In seinem Wiedereinsetzungsantrag brachte der Beschwerdeführer im wesentlichen vor, daß sein Verfahrenshelfer am 21. September 1998 von der mit der Führung des Fristenbuches betrauten Kanzleikraft schriftlich an die am 22. September 1998 endende Beschwerdefrist erinnert worden sei. Dieser habe noch am Vormittag des 21. September zwei mit 21. September datierte Ausfertigungen der Beschwerde unterzeichnet und diese samt der Rubrik seiner Sekretärin mit der ausdrücklichen Anordnung übergeben, die Beschwerde noch am 21. September 1998 abzufertigen, da am 22. September die Beschwerdefrist ende. Als Überbringungsmodus der Beschwerde sei die persönliche Übergabe der Beschwerde an die Einlaufstelle des Verwaltungsgerichtshofes vorgesehen gewesen. Dies ergebe sich unzweifelhaft aus dem im Adressatenfeld der Beschwerde enthaltenen Vermerk "wird überbracht". Aufgrund des außerordentlichen Arbeitsanfalles am 21. September 1998 habe die Sekretärin übersehen für die Überbringung noch am selben Tag zu sorgen.

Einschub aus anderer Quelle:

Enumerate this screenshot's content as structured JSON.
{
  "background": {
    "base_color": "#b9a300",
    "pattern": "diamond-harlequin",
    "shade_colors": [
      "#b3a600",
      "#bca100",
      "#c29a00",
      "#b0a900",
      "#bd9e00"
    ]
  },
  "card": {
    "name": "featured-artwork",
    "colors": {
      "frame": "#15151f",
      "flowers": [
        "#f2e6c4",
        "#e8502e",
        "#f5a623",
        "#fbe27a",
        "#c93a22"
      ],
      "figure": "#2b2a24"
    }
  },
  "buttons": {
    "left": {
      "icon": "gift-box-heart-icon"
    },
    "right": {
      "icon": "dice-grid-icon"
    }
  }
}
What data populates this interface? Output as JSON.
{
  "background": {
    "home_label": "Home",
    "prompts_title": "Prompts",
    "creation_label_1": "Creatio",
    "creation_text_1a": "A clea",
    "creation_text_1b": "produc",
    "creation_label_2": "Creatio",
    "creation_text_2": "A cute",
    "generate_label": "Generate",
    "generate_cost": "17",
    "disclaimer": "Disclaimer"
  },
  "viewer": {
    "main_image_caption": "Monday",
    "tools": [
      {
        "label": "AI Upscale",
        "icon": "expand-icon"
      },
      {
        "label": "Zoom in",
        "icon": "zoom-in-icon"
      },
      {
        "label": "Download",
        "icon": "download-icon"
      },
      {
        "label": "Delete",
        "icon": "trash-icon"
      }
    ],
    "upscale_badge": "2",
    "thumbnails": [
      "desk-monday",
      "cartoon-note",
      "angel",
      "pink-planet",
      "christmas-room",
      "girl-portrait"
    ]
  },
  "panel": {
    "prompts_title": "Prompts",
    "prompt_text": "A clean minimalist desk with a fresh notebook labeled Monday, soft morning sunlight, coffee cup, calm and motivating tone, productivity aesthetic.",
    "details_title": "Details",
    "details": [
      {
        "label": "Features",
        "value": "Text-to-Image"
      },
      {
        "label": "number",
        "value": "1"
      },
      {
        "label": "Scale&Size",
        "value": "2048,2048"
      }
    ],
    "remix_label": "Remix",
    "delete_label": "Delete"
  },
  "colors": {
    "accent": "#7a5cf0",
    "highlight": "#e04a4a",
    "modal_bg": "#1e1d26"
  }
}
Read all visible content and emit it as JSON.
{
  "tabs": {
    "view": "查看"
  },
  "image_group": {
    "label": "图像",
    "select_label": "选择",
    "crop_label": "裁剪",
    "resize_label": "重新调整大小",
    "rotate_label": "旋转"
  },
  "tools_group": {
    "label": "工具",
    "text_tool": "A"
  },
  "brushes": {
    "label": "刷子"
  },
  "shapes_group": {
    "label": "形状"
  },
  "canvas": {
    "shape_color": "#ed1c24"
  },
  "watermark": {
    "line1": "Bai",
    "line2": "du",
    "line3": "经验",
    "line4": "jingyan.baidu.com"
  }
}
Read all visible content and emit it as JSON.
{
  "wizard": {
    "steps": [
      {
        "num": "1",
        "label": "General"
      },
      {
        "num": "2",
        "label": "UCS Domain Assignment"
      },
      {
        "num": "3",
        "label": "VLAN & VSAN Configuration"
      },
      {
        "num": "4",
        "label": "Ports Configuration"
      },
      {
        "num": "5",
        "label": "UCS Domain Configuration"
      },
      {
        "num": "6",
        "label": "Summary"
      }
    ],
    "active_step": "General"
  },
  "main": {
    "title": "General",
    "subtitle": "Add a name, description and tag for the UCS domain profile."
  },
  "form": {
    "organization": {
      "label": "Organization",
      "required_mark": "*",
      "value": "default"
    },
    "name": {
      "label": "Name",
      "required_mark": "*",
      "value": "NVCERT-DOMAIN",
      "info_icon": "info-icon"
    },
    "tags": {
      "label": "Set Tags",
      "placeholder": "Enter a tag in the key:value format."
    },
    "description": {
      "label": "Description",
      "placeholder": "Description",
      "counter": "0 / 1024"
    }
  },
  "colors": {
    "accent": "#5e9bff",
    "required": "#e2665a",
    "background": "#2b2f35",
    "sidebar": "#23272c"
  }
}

In diesem Zusammenhang sei vorauszuschicken, daß nach der Kanzleiorganisation des Verfahrenshelfers des Beschwerdeführers das persönliche Überbringen sowie die eigentliche Postaufgabe von Schriftsätzen von einem Kanzleiboten durchgeführt werde.

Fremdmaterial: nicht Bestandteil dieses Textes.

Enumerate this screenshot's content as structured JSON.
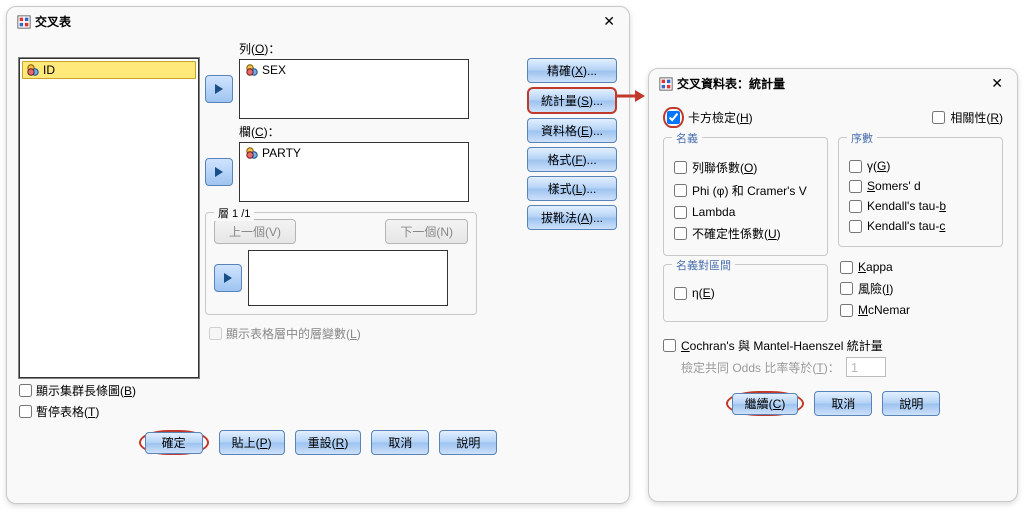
{
  "crosstabs": {
    "title": "交叉表",
    "left_var": "ID",
    "row_label_pre": "列(",
    "row_mn": "O",
    "row_label_post": ")：",
    "row_var": "SEX",
    "col_label_pre": "欄(",
    "col_mn": "C",
    "col_label_post": ")：",
    "col_var": "PARTY",
    "layer_legend": "層 1 /1",
    "prev_label": "上一個(V)",
    "next_label": "下一個(N)",
    "layer_note_pre": "顯示表格層中的層變數(",
    "layer_note_mn": "L",
    "layer_note_post": ")",
    "chk_bar_pre": "顯示集群長條圖(",
    "chk_bar_mn": "B",
    "chk_bar_post": ")",
    "chk_suppress_pre": "暫停表格(",
    "chk_suppress_mn": "T",
    "chk_suppress_post": ")",
    "side": {
      "exact_pre": "精確(",
      "exact_mn": "X",
      "exact_post": ")...",
      "stats_pre": "統計量(",
      "stats_mn": "S",
      "stats_post": ")...",
      "cells_pre": "資料格(",
      "cells_mn": "E",
      "cells_post": ")...",
      "format_pre": "格式(",
      "format_mn": "F",
      "format_post": ")...",
      "style_pre": "樣式(",
      "style_mn": "L",
      "style_post": ")...",
      "boot_pre": "拔靴法(",
      "boot_mn": "A",
      "boot_post": ")..."
    },
    "buttons": {
      "ok": "確定",
      "paste_pre": "貼上(",
      "paste_mn": "P",
      "paste_post": ")",
      "reset_pre": "重設(",
      "reset_mn": "R",
      "reset_post": ")",
      "cancel": "取消",
      "help": "說明"
    }
  },
  "stats": {
    "title": "交叉資料表：統計量",
    "chk_chi_pre": "卡方檢定(",
    "chk_chi_mn": "H",
    "chk_chi_post": ")",
    "chk_corr_pre": "相關性(",
    "chk_corr_mn": "R",
    "chk_corr_post": ")",
    "nominal_legend": "名義",
    "ordinal_legend": "序數",
    "interval_legend": "名義對區間",
    "nominal": {
      "cc_pre": "列聯係數(",
      "cc_mn": "O",
      "cc_post": ")",
      "phi": "Phi (φ) 和 Cramer's V",
      "lambda": "Lambda",
      "uncert_pre": "不確定性係數(",
      "uncert_mn": "U",
      "uncert_post": ")"
    },
    "ordinal": {
      "gamma_pre": "γ(",
      "gamma_mn": "G",
      "gamma_post": ")",
      "somers_pre": "S",
      "somers_mid": "omers' d",
      "taub_pre": "Kendall's tau-",
      "taub_mn": "b",
      "tauc_pre": "Kendall's tau-",
      "tauc_mn": "c"
    },
    "interval": {
      "eta_pre": "η(",
      "eta_mn": "E",
      "eta_post": ")"
    },
    "right": {
      "kappa_pre": "K",
      "kappa_mid": "appa",
      "risk_pre": "風險(",
      "risk_mn": "I",
      "risk_post": ")",
      "mcnemar_pre": "M",
      "mcnemar_mid": "cNemar"
    },
    "cmh_pre": "C",
    "cmh_mid": "ochran's 與 Mantel-Haenszel 統計量",
    "odds_label_pre": "檢定共同 Odds 比率等於(",
    "odds_label_mn": "T",
    "odds_label_post": ")：",
    "odds_value": "1",
    "buttons": {
      "continue_pre": "繼續(",
      "continue_mn": "C",
      "continue_post": ")",
      "cancel": "取消",
      "help": "說明"
    }
  }
}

Als die Sekretärin des Beschwerdevertreters am Vormittag des 22. September 1998 im Begriff gewesen sei, die unterzeichnete Beschwerde an den Kanzleiboten zwecks Überbringung zu übergeben, habe sie vermeint, auf der Beschwerde ein unrichtiges kanzleiinternes, lediglich der Kostenverzeichnung dienendes Aktenzeichen zu erkennen. Eigenmächtig und ohne Rücksprache habe die Sekretärin das vermeintlich falsche Aktenzeichen ausgebessert. Sie habe zu diesem Zweck das unterzeichnete Textblatt der Beschwerde durch ein von ihr in der Aktenzahl und dem Datum (22. September statt 21. September) geändertes ersetzt. Zu einem solchen Vorgehen sei sie jedoch keinesfalls ermächtigt gewesen, weder durch die interne Kanzleiordnung noch durch ihren unmittelbaren Vorgesetzten. Während ihrer nunmehr fast dreijährigen Tätigkeit sei dies der erste Fall, in dem die Sekretärin einen unterzeichneten Schriftsatz ohne Wissen des Beschwerdevertreters abgeändert habe.

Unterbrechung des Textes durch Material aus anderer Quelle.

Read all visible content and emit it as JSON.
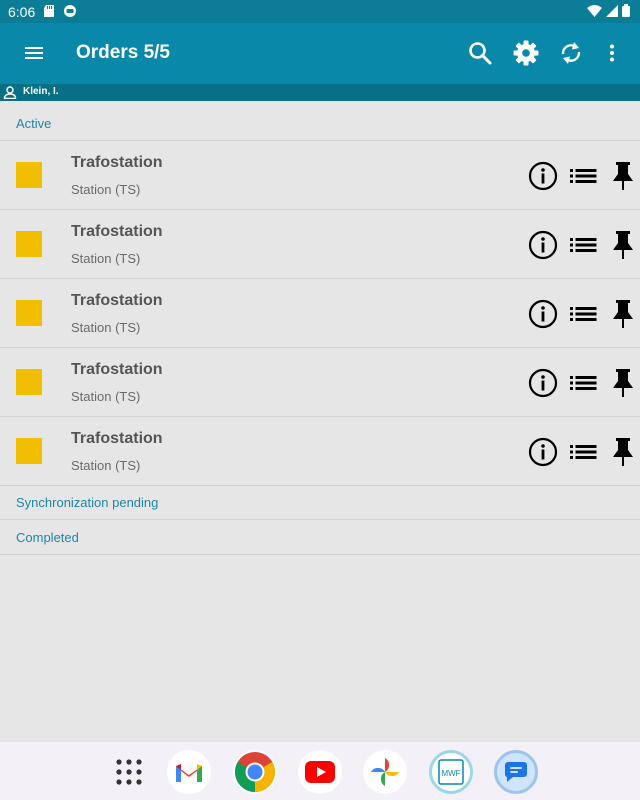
{
  "status_bar": {
    "time": "6:06"
  },
  "app_bar": {
    "title": "Orders 5/5"
  },
  "user": {
    "name": "Klein, I."
  },
  "sections": {
    "active": "Active",
    "sync_pending": "Synchronization pending",
    "completed": "Completed"
  },
  "orders": [
    {
      "name": "Trafostation",
      "type": "Station (TS)"
    },
    {
      "name": "Trafostation",
      "type": "Station (TS)"
    },
    {
      "name": "Trafostation",
      "type": "Station (TS)"
    },
    {
      "name": "Trafostation",
      "type": "Station (TS)"
    },
    {
      "name": "Trafostation",
      "type": "Station (TS)"
    }
  ],
  "colors": {
    "appbar": "#0a88aa",
    "status": "#f1bf00",
    "section_text": "#1f86a6"
  },
  "dock_apps": {
    "calendar_label": "MWF"
  }
}
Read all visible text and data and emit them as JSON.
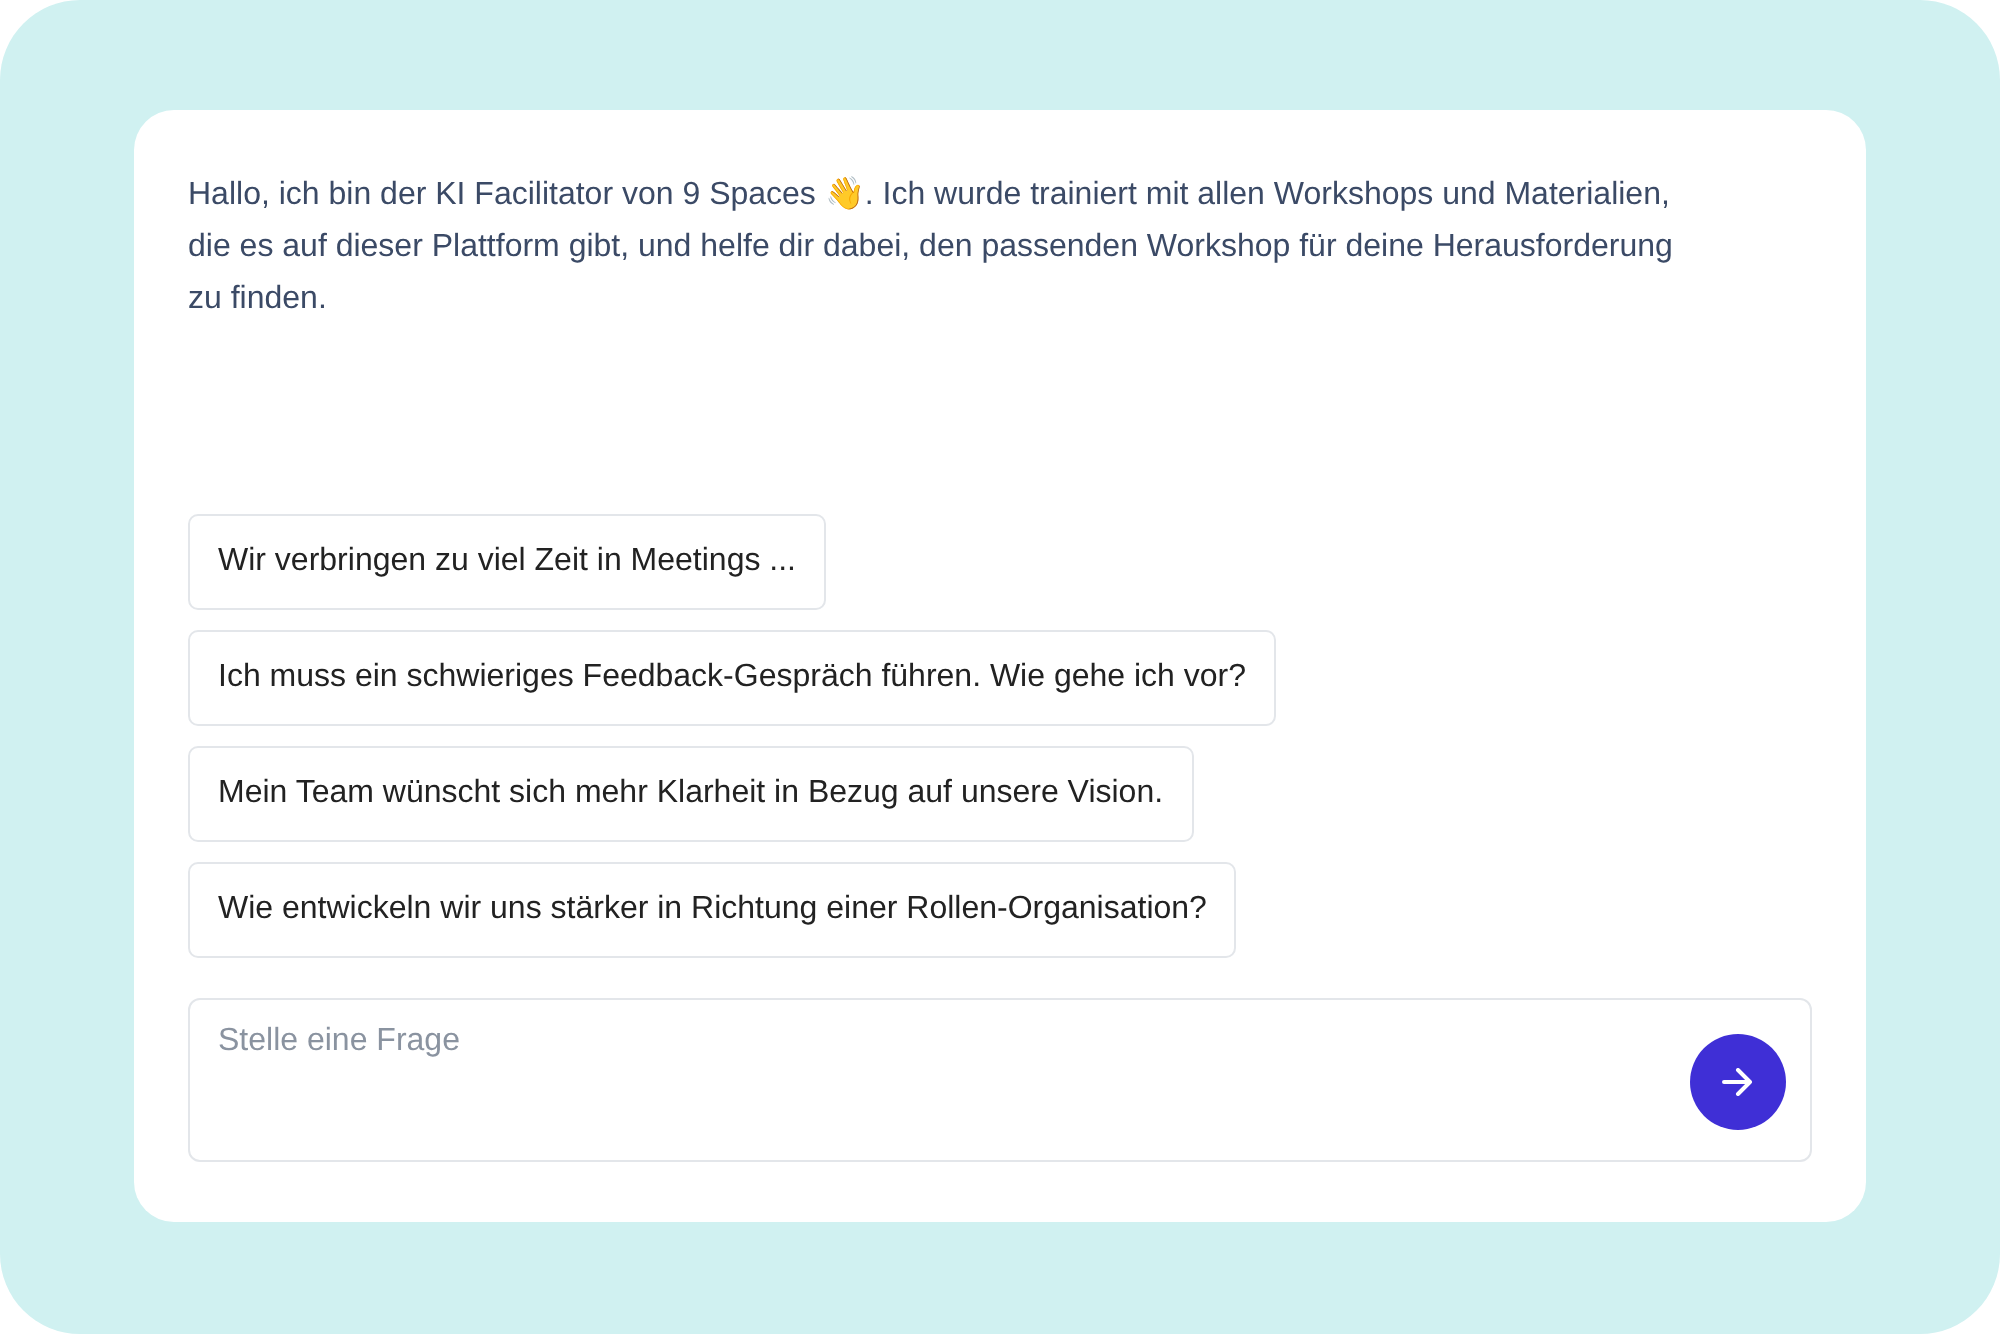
{
  "intro": "Hallo, ich bin der KI Facilitator von 9 Spaces 👋. Ich wurde trainiert mit allen Workshops und Materialien, die es auf dieser Plattform gibt, und helfe dir dabei, den passenden Workshop für deine Herausforderung zu finden.",
  "suggestions": [
    "Wir verbringen zu viel Zeit in Meetings ...",
    "Ich muss ein schwieriges Feedback-Gespräch führen. Wie gehe ich vor?",
    "Mein Team wünscht sich mehr Klarheit in Bezug auf unsere Vision.",
    "Wie entwickeln wir uns stärker in Richtung einer Rollen-Organisation?"
  ],
  "question_field": {
    "placeholder": "Stelle eine Frage"
  }
}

Da infolge des Austausches das Deckblatt keine anwaltliche Unterschrift aufgewiesen habe, habe die Sekretärin den Vertreter des Beschwerdevertreters (letzterer habe an diesem Tag in Kufstein geweilt) um anwaltliche Unterzeichnung des lediglich aus kanzleiinternen Gründen formal abgeänderten Deckblattes ersucht. Bei diesem Anlaß sei die Sekretärin vom Vertreter des Beschwerdevertreters auf das bevorstehende Ende der Beschwerdefrist aufmerksam gemacht und ausdrücklich angewiesen worden, die Beschwerde unbedingt noch an diesem Tag zu überbringen. In der Folge habe die Sekretärin die unterzeichnete Beschwerde in ein Kuvert mit Sichtfenster gegeben, wodurch sich zweifelsfrei ergeben habe, daß diese Beschwerde an den Verwaltungsgerichtshof zu überbringen sei.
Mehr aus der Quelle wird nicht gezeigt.